My assistant always opens and sorts my mail, laying the most important letters on top. The first was a card from a woman in Reedley, Calif., whose name I didn’t recognize. In a handwritten note, Nancy Kusch said that she would be praying for me January 21. She indicated that although she had no idea what I would be facing, she would be praying for me. Nancy explained that she hadn’t selected the date; it was a “God-appointed day.” She wanted me to know that whatever came up, she would be praying for me throughout “my day.”

A printed note inside the card gave additional details. Nancy takes all the Christmas cards she receives each year and numbers them. Every morning, she takes the next card in the sequence and prays throughout the day for the person who sent it. 

Although we had never met, her family supports Fresno Pacific, so I had sent them a Christmas card, and that’s how I made her prayer list. Nancy underscored the fact that she doesn’t select the day she will pray for a particular person. She asks God to do that because he understands what she couldn’t possibly know—the specific needs of each person on her list.

After double-checking the date on which Nancy said she would be praying for me, I glanced at the calendar and realized that I had opened her letter on “my day.” Tears started running down my face because I understood why God had selected it. I thought that Nancy should know too, so I wrote a note explaining that my mother had died several hours earlier, a few minutes before the start of “my day.”

Throughout that day as I made travel arrangements, connected with my scattered siblings, took care of urgent business on my desk and delivered the banquet speech for a gathering of educational leaders in the community, I felt an enormous sense of peace—working efficiently and effectively—remembering that someone was praying for me in Reedley.

Several days later, our family gathered in Minnesota to celebrate my mother’s full and rich life.

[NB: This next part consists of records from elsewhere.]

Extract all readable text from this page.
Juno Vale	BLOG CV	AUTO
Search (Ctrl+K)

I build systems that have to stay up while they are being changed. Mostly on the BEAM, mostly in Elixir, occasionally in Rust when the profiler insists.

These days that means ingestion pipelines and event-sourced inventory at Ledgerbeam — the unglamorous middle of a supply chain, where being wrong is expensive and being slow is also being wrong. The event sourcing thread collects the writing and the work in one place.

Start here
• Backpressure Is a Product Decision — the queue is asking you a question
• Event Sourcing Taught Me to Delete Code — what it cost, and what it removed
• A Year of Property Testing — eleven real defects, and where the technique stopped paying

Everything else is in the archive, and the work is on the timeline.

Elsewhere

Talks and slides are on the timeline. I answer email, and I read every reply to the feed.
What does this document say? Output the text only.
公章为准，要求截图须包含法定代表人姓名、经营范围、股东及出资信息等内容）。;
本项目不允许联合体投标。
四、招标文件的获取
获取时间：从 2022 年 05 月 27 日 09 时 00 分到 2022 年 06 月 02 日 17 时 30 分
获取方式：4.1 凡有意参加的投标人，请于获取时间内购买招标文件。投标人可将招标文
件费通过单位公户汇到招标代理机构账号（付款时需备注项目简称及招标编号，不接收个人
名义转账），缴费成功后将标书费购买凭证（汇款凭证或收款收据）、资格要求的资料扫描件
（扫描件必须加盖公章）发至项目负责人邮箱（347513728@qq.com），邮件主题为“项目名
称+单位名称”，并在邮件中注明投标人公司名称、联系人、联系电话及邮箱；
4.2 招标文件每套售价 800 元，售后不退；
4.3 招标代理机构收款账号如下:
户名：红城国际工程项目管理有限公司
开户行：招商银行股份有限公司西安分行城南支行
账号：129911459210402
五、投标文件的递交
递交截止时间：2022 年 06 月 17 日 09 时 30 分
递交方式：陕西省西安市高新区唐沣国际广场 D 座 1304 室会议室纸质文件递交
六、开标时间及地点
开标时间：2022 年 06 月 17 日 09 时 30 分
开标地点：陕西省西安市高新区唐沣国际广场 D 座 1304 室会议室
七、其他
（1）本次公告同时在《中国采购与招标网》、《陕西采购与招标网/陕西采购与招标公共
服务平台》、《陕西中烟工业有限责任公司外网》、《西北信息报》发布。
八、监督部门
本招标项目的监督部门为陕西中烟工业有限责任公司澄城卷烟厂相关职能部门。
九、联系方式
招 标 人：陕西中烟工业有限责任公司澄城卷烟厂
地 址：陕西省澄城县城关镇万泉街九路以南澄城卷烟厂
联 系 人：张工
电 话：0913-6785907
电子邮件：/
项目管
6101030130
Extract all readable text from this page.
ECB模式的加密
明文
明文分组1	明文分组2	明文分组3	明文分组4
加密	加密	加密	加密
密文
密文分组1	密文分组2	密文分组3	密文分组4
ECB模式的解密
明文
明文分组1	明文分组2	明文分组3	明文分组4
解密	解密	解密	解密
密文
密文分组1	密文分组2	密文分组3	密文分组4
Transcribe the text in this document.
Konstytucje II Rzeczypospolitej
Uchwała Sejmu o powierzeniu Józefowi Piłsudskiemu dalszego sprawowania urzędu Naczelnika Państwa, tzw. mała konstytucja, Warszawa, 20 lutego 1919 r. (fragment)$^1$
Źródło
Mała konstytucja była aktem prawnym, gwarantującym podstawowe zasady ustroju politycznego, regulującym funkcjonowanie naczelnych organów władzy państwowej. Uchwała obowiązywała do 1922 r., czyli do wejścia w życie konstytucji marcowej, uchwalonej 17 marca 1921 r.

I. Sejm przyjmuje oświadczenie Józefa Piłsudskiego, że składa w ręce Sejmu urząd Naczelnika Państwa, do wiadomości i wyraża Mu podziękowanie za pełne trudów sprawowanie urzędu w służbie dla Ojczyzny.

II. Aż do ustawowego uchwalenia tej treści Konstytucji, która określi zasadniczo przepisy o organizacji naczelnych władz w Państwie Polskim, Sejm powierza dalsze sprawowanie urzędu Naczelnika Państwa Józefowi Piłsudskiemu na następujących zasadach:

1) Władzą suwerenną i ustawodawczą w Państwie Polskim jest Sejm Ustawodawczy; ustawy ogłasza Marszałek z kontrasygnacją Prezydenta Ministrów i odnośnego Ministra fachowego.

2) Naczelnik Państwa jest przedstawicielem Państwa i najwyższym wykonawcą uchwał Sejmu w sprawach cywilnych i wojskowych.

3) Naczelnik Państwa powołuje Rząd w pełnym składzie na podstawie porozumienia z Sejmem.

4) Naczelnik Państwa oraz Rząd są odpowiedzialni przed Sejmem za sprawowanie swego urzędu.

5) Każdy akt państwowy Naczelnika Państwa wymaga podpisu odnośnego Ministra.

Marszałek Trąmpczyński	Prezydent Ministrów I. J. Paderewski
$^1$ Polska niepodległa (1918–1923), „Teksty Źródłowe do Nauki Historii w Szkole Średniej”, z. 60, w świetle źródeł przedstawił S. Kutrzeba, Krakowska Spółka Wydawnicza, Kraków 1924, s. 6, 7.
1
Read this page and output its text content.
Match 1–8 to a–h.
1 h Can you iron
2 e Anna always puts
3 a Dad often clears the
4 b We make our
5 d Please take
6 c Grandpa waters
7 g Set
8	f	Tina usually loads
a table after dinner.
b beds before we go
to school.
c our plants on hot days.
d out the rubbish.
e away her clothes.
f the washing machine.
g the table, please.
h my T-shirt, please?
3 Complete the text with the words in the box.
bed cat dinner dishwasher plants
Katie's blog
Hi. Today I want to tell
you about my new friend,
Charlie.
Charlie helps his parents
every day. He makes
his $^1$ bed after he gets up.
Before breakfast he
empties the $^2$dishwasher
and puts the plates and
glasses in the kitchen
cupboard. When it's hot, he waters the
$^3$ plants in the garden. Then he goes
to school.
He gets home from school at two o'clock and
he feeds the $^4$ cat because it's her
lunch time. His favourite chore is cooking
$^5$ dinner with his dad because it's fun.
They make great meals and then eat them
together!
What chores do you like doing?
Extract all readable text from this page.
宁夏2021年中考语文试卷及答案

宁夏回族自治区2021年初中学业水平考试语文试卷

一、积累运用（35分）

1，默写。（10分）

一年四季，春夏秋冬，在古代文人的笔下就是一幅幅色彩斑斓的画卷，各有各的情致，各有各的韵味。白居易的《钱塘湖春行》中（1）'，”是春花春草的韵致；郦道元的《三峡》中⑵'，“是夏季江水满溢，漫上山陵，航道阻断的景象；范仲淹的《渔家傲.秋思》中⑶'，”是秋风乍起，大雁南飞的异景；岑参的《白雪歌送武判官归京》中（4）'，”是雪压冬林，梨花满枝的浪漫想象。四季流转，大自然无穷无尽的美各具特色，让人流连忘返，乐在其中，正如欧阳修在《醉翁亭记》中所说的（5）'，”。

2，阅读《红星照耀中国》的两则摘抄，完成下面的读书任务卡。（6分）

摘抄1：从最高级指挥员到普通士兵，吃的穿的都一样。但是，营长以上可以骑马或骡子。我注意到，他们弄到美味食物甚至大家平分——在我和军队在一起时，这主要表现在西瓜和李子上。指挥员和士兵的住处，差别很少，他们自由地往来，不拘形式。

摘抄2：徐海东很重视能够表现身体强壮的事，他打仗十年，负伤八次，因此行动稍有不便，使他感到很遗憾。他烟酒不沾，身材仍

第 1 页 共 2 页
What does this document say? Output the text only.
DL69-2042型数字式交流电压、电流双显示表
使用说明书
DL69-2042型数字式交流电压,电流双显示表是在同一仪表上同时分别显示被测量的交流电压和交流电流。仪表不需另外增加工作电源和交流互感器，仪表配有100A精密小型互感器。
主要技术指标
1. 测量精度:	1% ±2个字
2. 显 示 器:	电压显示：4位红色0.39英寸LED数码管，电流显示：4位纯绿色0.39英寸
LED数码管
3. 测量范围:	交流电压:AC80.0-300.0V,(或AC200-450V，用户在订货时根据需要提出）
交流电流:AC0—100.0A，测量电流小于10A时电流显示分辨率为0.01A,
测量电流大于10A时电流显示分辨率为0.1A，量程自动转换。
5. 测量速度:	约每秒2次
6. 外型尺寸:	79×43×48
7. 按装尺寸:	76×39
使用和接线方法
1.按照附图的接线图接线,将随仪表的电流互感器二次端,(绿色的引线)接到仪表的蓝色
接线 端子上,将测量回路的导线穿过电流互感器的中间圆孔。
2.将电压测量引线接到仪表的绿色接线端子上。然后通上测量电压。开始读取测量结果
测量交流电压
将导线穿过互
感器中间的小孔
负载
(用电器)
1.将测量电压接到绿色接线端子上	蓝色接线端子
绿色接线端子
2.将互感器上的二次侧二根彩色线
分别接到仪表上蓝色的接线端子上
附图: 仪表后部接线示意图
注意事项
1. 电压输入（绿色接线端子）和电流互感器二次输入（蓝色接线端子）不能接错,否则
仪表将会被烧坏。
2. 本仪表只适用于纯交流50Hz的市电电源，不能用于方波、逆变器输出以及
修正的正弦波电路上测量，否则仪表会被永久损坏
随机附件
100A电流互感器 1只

At 88, her death was a blessed release from pain, so we did what families do at moments like these: we laughed, cried, told stories and cleaned up her house before returning to our respective homes across the continent. 

Back in my office in Fresno, I found another card from Nancy. She thanked me for sharing my story, told me that she had been praying for my family, and then asked: “Have you looked at your ‘Ewert book?’” This was a family history some relatives had assembled and distributed. She had—and discovered that her grandmother was my grandfather’s twin sister. I checked my copy of the book; she was right. God had sent a cousin I didn’t know existed to pray for me on the most difficult day of the year!

Obviously every Christian ministry could use additional money, but we need something else even more—prayer. We underestimate the power of prayer and God’s ability to encourage others through us. When we invite God to use us, the Holy Spirit will prompt us to reach out to those who need our comforting touch. It can make a difference to us as well as to them. Who knows, you might even meet a cousin you didn’t know!


D. Merrill Ewert is president of Fresno Pacific University, the Mennonite Brethren school located in Fresno, Calif.